The physician operated a medical clinic that cared for over 26,000 patients. After receiving tips about potential fraud, an investigation into the physician’s alleged misconduct led investigators to randomly select the files of five Medi-Cal patients and five Medicare patients.
These 10 files became the basis of the 10 felony charges. The investigation revealed the physician would administer X-rays even in routine office visits and would X-ray multiple parts of a patient's body — regardless of whether it had any relation to a patient’s medical condition.

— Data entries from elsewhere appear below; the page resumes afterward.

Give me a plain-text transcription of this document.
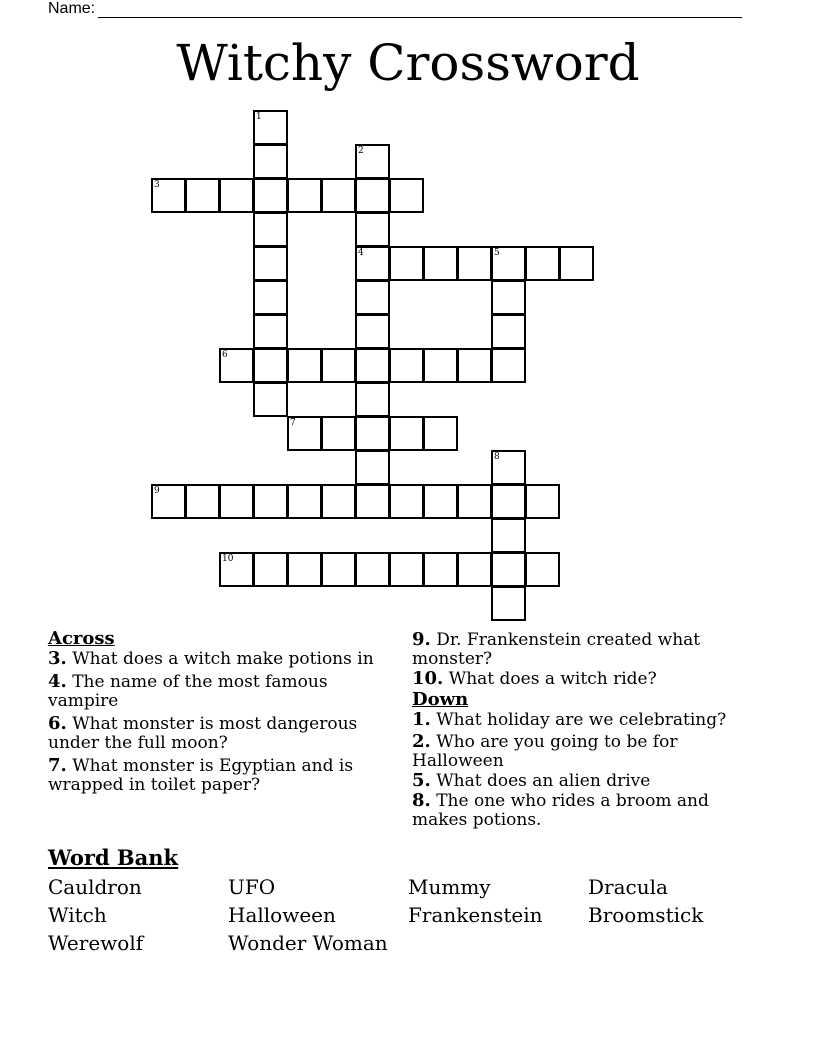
Name:
Witchy Crossword
1
2
3
4	5
6
7
8
9
10
Across
3. What does a witch make potions in
4. The name of the most famous vampire
6. What monster is most dangerous under the full moon?
7. What monster is Egyptian and is wrapped in toilet paper?
9. Dr. Frankenstein created what monster?
10. What does a witch ride?
Down
1. What holiday are we celebrating?
2. Who are you going to be for Halloween
5. What does an alien drive
8. The one who rides a broom and makes potions.
Word Bank
Cauldron	UFO	Mummy	Dracula
Witch	Halloween	Frankenstein Broomstick
Werewolf	Wonder Woman
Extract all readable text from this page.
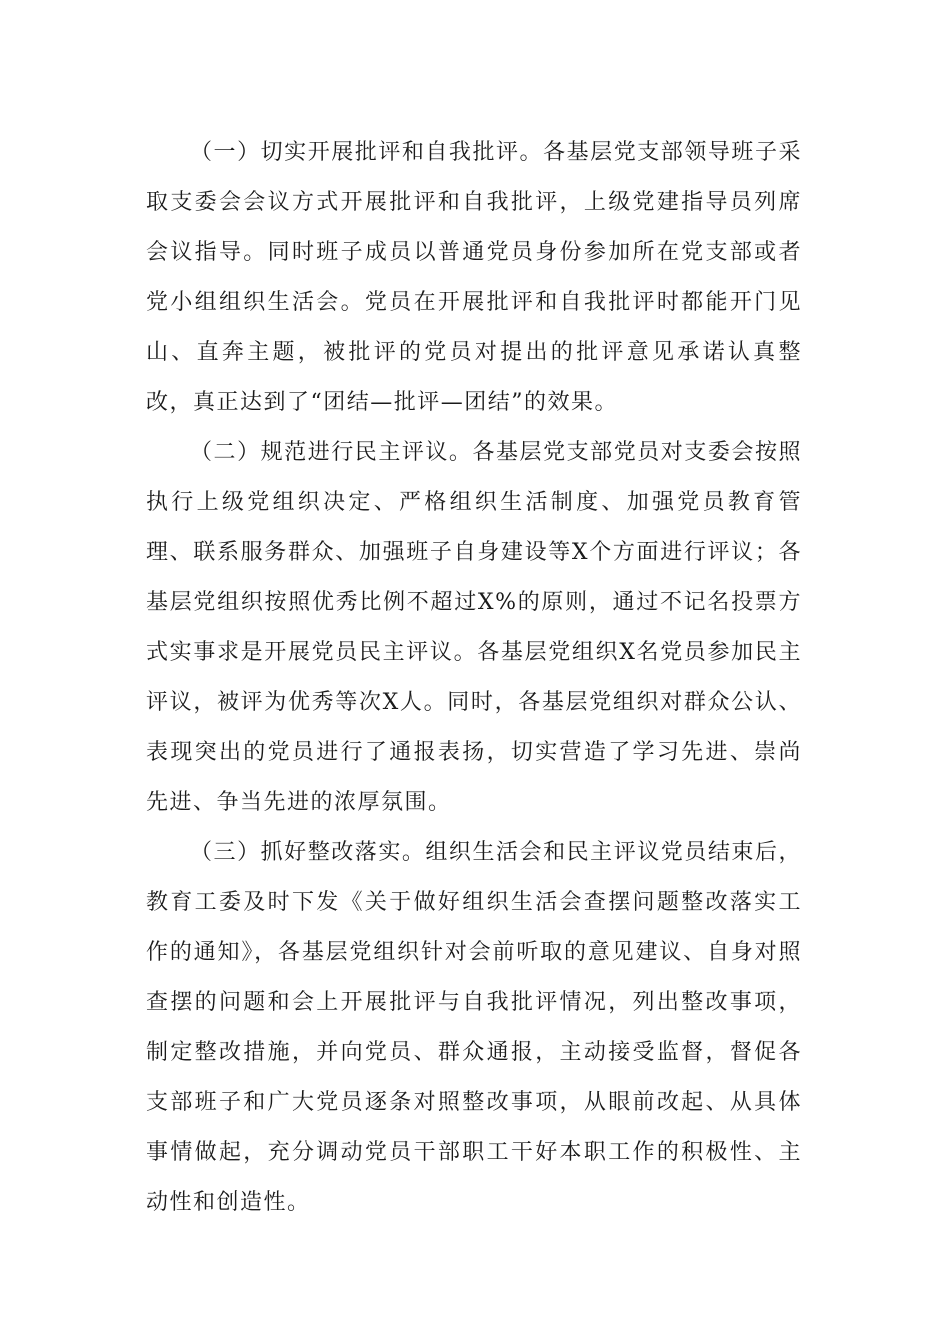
（一）切实开展批评和自我批评。各基层党支部领导班子采取支委会会议方式开展批评和自我批评，上级党建指导员列席会议指导。同时班子成员以普通党员身份参加所在党支部或者党小组组织生活会。党员在开展批评和自我批评时都能开门见山、直奔主题，被批评的党员对提出的批评意见承诺认真整改，真正达到了“团结—批评—团结”的效果。

（二）规范进行民主评议。各基层党支部党员对支委会按照执行上级党组织决定、严格组织生活制度、加强党员教育管理、联系服务群众、加强班子自身建设等X个方面进行评议；各基层党组织按照优秀比例不超过X%的原则，通过不记名投票方式实事求是开展党员民主评议。各基层党组织X名党员参加民主评议，被评为优秀等次X人。同时，各基层党组织对群众公认、表现突出的党员进行了通报表扬，切实营造了学习先进、崇尚先进、争当先进的浓厚氛围。

（三）抓好整改落实。组织生活会和民主评议党员结束后，教育工委及时下发《关于做好组织生活会查摆问题整改落实工作的通知》，各基层党组织针对会前听取的意见建议、自身对照查摆的问题和会上开展批评与自我批评情况，列出整改事项，制定整改措施，并向党员、群众通报，主动接受监督，督促各支部班子和广大党员逐条对照整改事项，从眼前改起、从具体事情做起，充分调动党员干部职工干好本职工作的积极性、主动性和创造性。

Over the course of an approximate four-year period, evidence collected showed the doctor subjected ten individual patients to hundreds of unnecessary X-rays at his clinic.
Conclusion
Whether it is at the federal or state level, medical necessity has been and will continue to be scrutinized. Medical necessity scrutiny will not be limited to laboratory testing, dental services, or x-rays as described above. Any medical service could potentially be scrutinized for medical necessity. For example, the OIG has an active work plan item focused on the medical necessity of inpatient rehabilitation facility (IRF) services. Their prior work has demonstrated a lack of medical necessity for these types of services. One of their reports found that medical record documentation for 175 of 220 sampled IRF stays did not support that the IRF care was reasonable and necessary in accordance with Medicare requirements.
The list of types of services could go on and on. Regardless of the type of services a health care provider may bill for, it is essential that their compliance program have a plan in place to monitor medical necessity risks as they pertain to their organization.